Presentation on theme: "Questions about the Holocaust Fact or Myth?. Norwegian non-Jews wore paperclips on their shirts to express their support for Jews. Fact or Myth?"— Presentation transcript:
Questions about the Holocaust Fact or Myth?
Norwegian non-Jews wore paperclips on their shirts to express their support for Jews. Fact or Myth?
It is true that Norwegian resistance smuggled some Jews to Sweden. It is true that some Norwegians wore paperclips, but it had nothing to do with supporting Jews. It was a way to show support to their king instead of the Nazis, who occupied Norway in Myth
Hitler was Jewish or “part” Jewish. Fact or Myth?
It’s true that Hitler took pains to conceal his birth records, but this may be because he was he was afraid to reveal his family’s history of mental disability, not supposed Jewish ancestry. The idea that Hitler was Jewish stems from confusion about his grandfather Alois (dad’s dad). Alois’ mother was unmarried when she had him in Graz, Austria, and refused to say who his father was. This made people guess. Some think he was a Jew named Frankenberger. Simon Wiesenthal, the noted “Nazi hunter,” looked into this and found no evidence of any Jewish family named Frankenberger ever living in Graz. Moreover, the Jews had been expelled from Graz in the 15th century and weren’t allowed back until 20 years after his grandfather was born.
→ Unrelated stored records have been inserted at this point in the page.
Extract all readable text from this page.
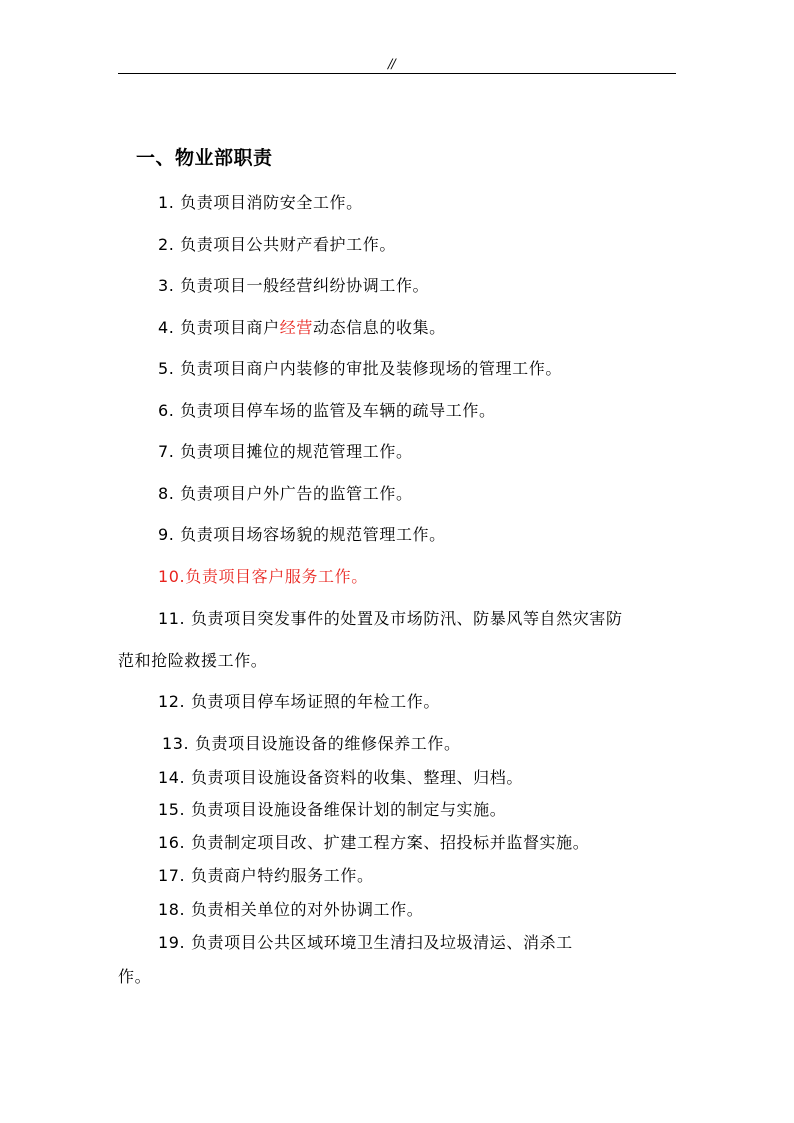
//
一、物业部职责
1. 负责项目消防安全工作。
2. 负责项目公共财产看护工作。
3. 负责项目一般经营纠纷协调工作。
4. 负责项目商户经营动态信息的收集。
5. 负责项目商户内装修的审批及装修现场的管理工作。
6. 负责项目停车场的监管及车辆的疏导工作。
7. 负责项目摊位的规范管理工作。
8. 负责项目户外广告的监管工作。
9. 负责项目场容场貌的规范管理工作。
10.负责项目客户服务工作。
11. 负责项目突发事件的处置及市场防汛、防暴风等自然灾害防
范和抢险救援工作。
12. 负责项目停车场证照的年检工作。
13. 负责项目设施设备的维修保养工作。
14. 负责项目设施设备资料的收集、整理、归档。
15. 负责项目设施设备维保计划的制定与实施。
16. 负责制定项目改、扩建工程方案、招投标并监督实施。
17. 负责商户特约服务工作。
18. 负责相关单位的对外协调工作。
19. 负责项目公共区域环境卫生清扫及垃圾清运、消杀工
作。
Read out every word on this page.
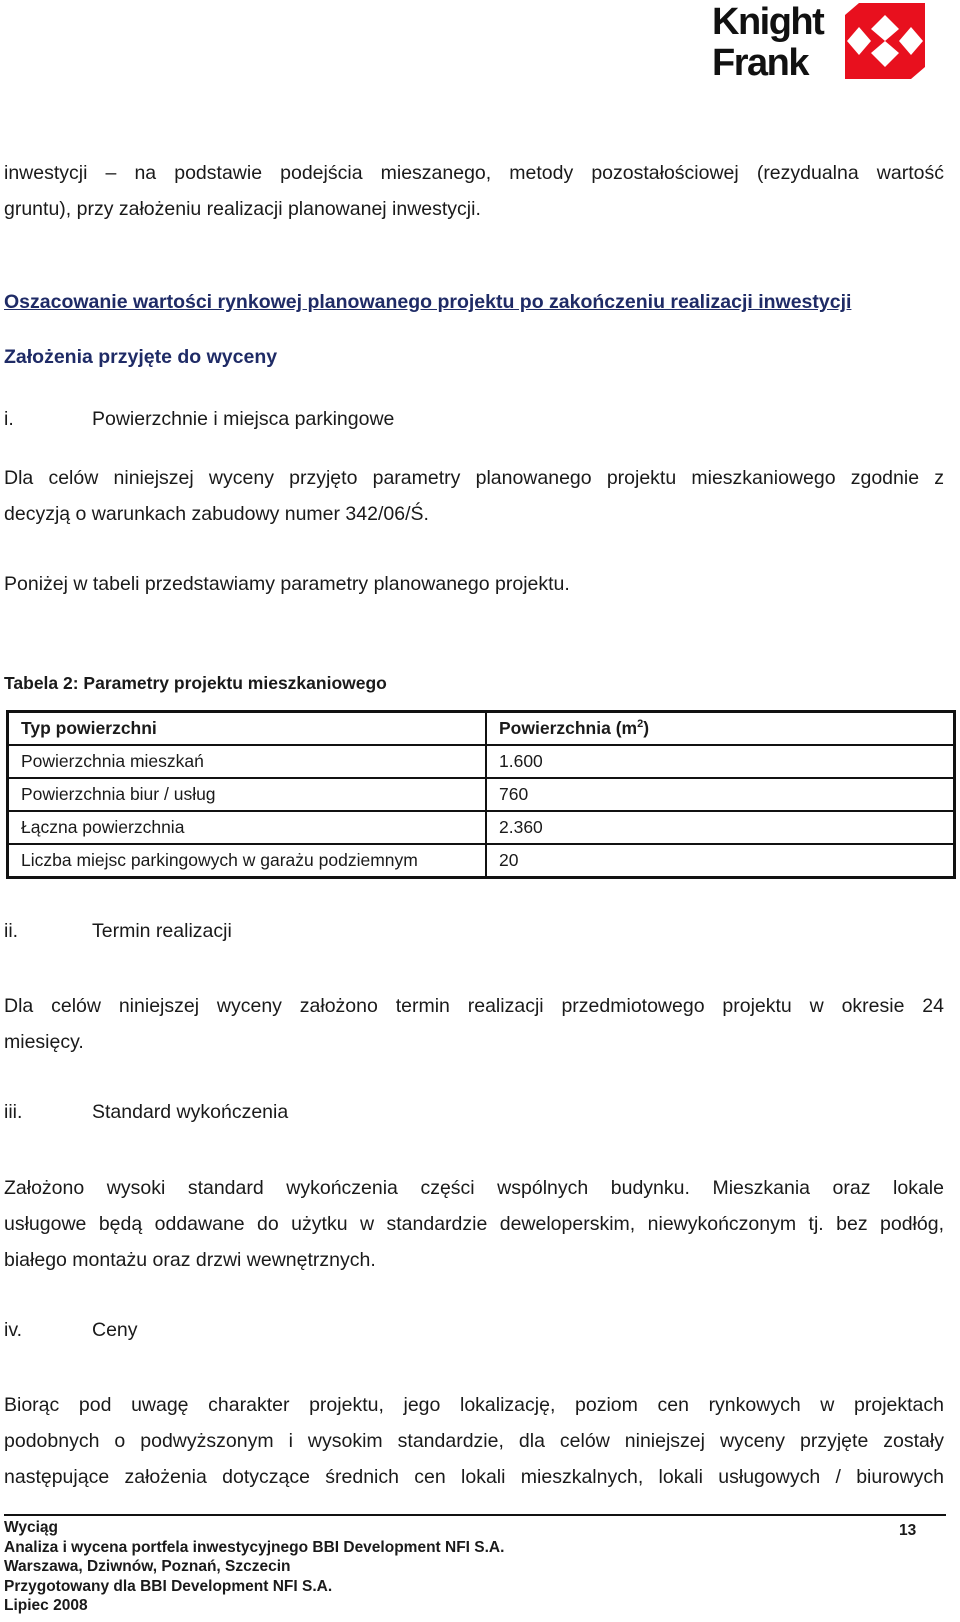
Knight
Frank
inwestycji – na podstawie podejścia mieszanego, metody pozostałościowej (rezydualna wartość
gruntu), przy założeniu realizacji planowanej inwestycji.
Oszacowanie wartości rynkowej planowanego projektu po zakończeniu realizacji inwestycji
Założenia przyjęte do wyceny
i.	Powierzchnie i miejsca parkingowe
Dla celów niniejszej wyceny przyjęto parametry planowanego projektu mieszkaniowego zgodnie z
decyzją o warunkach zabudowy numer 342/06/Ś.
Poniżej w tabeli przedstawiamy parametry planowanego projektu.
Tabela 2: Parametry projektu mieszkaniowego
Typ powierzchni	Powierzchnia $(m^2)$
Powierzchnia mieszkań	1.600
Powierzchnia biur / usług	760
Łączna powierzchnia	2.360
Liczba miejsc parkingowych w garażu podziemnym	20
ii.	Termin realizacji
Dla celów niniejszej wyceny założono termin realizacji przedmiotowego projektu w okresie 24
miesięcy.
iii.	Standard wykończenia
Założono wysoki standard wykończenia części wspólnych budynku. Mieszkania oraz lokale
usługowe będą oddawane do użytku w standardzie deweloperskim, niewykończonym tj. bez podłóg,
białego montażu oraz drzwi wewnętrznych.
iv.	Ceny
Biorąc pod uwagę charakter projektu, jego lokalizację, poziom cen rynkowych w projektach
podobnych o podwyższonym i wysokim standardzie, dla celów niniejszej wyceny przyjęte zostały
następujące założenia dotyczące średnich cen lokali mieszkalnych, lokali usługowych / biurowych
Wyciąg
Analiza i wycena portfela inwestycyjnego BBI Development NFI S.A.
Warszawa, Dziwnów, Poznań, Szczecin
Przygotowany dla BBI Development NFI S.A.
Lipiec 2008
13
When his Alois was 5 years old, his mother married a man named Heidler, and when Alois grew up, he changed his last name to Hitler (a variant spelling of “Heidler”) and inherited money from this side of the family. So it’s most likely that Hitler’s great-grandfather was Hiedler, not Frankenberger. Myth
Hitler hated Jews because a Jewish doctor accidentally killed his mother. Fact or Myth?
Some claim that Hitler was angry that his mother’s Jewish physician in Linz, Austria, bungled her breast cancer treatment, causing her to die a long and painful death. But according to the doctor’s testimony, Hitler believed the doctor treated her well and was not angry. The doctor recalled that, after her death, “He [Hitler] stepped forward and took my hand. He said: ‘I shall be grateful to you forever.’ Then he bowed.” Before he became Führer, Hitler sent the doctor postcards, holiday greetings, and gifts of his artwork. In 1937, Hilter asked Linz Nazis if the doctor was still alive and practicing medicine. He called Dr. Bloch a noble Jew and said if all Jews were like him, there would be no Jewish question. Hitler granted him favors. The yellow star was removed from his apartment and office, and the family was allowed to live in their home. They were permitted to leave Austria in 1938 without their life-savings, Hitler’s gifts and notes, and Dr. Bloch’s record book about his mother’s treatment. The book surfaced after the war. Myth
The Germans made soap from human bodies. Fact or Myth?
Leading Holocaust scholars say this is false. Claims regarding Jewish bodies began to surface as in August 1942 in the concentration camps. If this claim were true, scholars say evidence would prove it conclusively – such as shipping bills, physical evidence from a manufacturing plant, or receipts for economic transactions. These documents have never been found, whereas evidence abounds for other Nazi atrocities such as shipments of hair and dental gold removed from human bodies. Over the years, Holocaust survivors have presented small blue-green cakes of soap, rumored that they were made from human fat because they were stamped RIF. Aaron Breitbart, a senior researcher at the Simon Wiesenthal Center explains that this stands for “Reich Industry Fat.” However, in the camps, some Jews believed that the I was a J and that the acronym stood for "Pure Jewish Fat." However, analysis of the bars turned up no evidence of human DNA. Myth
All information summarized from the Midwest Center for Holocaust Education’s website at /ten_misconceptions.aspx on May 22, 2012.